Sonargöltr and Heitstrenging

Many of us are familiar with the Christmas ham and New Year’s Resolutions but have you ever stopped to ask yourself where these customs come from? That’s right, they originated with us. The Christmas ham comes from the sonargöltr, or sacrificial boar, and New Year’s Resolutions are a pale reflection of heitstrenging, holy and powerful oaths sworn upon the bristles and / or head of the sonargöltr.

Hervarar saga ok Heiðreks makes reference to the custom of swearing oaths while placing a hand on the bristles of a boar that would later be sacrificed during blót. Helgakviða Hjörvarðssonar also discusses the act of swearing oaths on the sacrificial boar and adds that it is done during the drinking of the bragarfull. Ynglinga saga adds that the boar was also used for divination.

These oaths were called heitstrenging. While some of the vows spoken are portrayed as insignificant or silly, the vast majority of the vows given in the sagas are treated very seriously and there were significant penalties for failing to keep them. Jómsvíkinga saga gives an example of one of the most violent and severe oaths taken by the followers of Sweyn Forkbeard.
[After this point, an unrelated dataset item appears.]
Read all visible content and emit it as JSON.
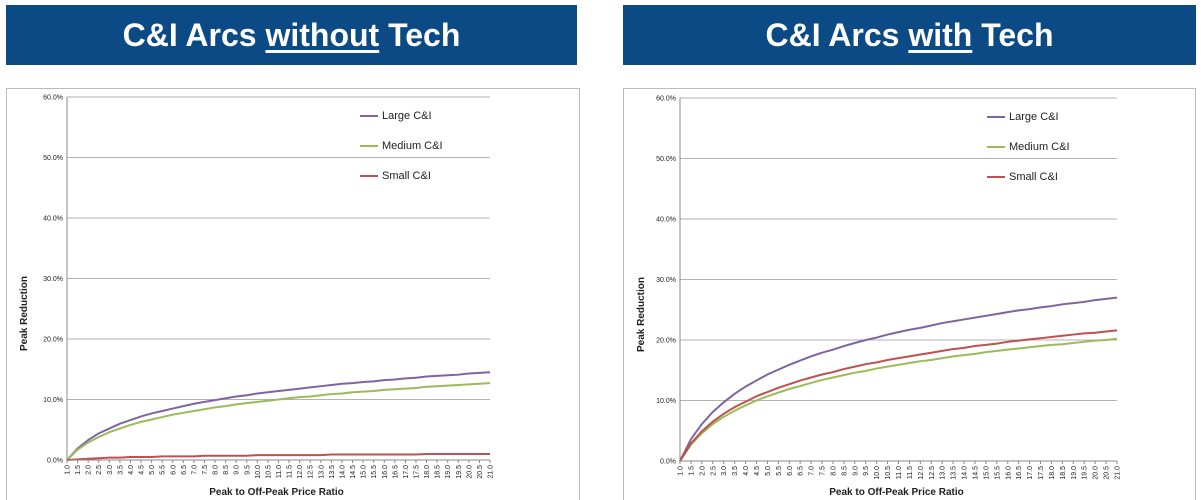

Harald Fairhair gets his nickname from his oath not to comb his hair until he has conquered all of Norway.

The choice of a sacrificial boar shows a connection to Freyr, particularly through his sacred boar Gullinbursti. There is a good bit of evidence regarding sacrifices to Freyr during Yule for the blessing of a less harsh winter. Jan de Vries also connects a Swedish custom of eating pig shaped cakes at Christmas to ancient Heathen practices, particularly the sonargöltr (Altgermanische Religionsgeschichte, Volume 1). In Teutonic Mythology, Jakob Grimm connects the serving of a boar’s head at banquets to this ancient practice of the boar sacrifice.

Update: Vertyx from Reddit mentioned that the pig cakes de Vries is refering to may actually be marsipangrisar, a candy pig made from Marzipan. As a child I saw these only rarely and didn’t connect them to what de Vries was writing about. A quick look around the internet refers to the Marzipan pigs as a confection that is said to bring good luck. I find it interesting that we see yet another surviving element of our past in modern traditions. My thanks to Vertyx from bringing this up.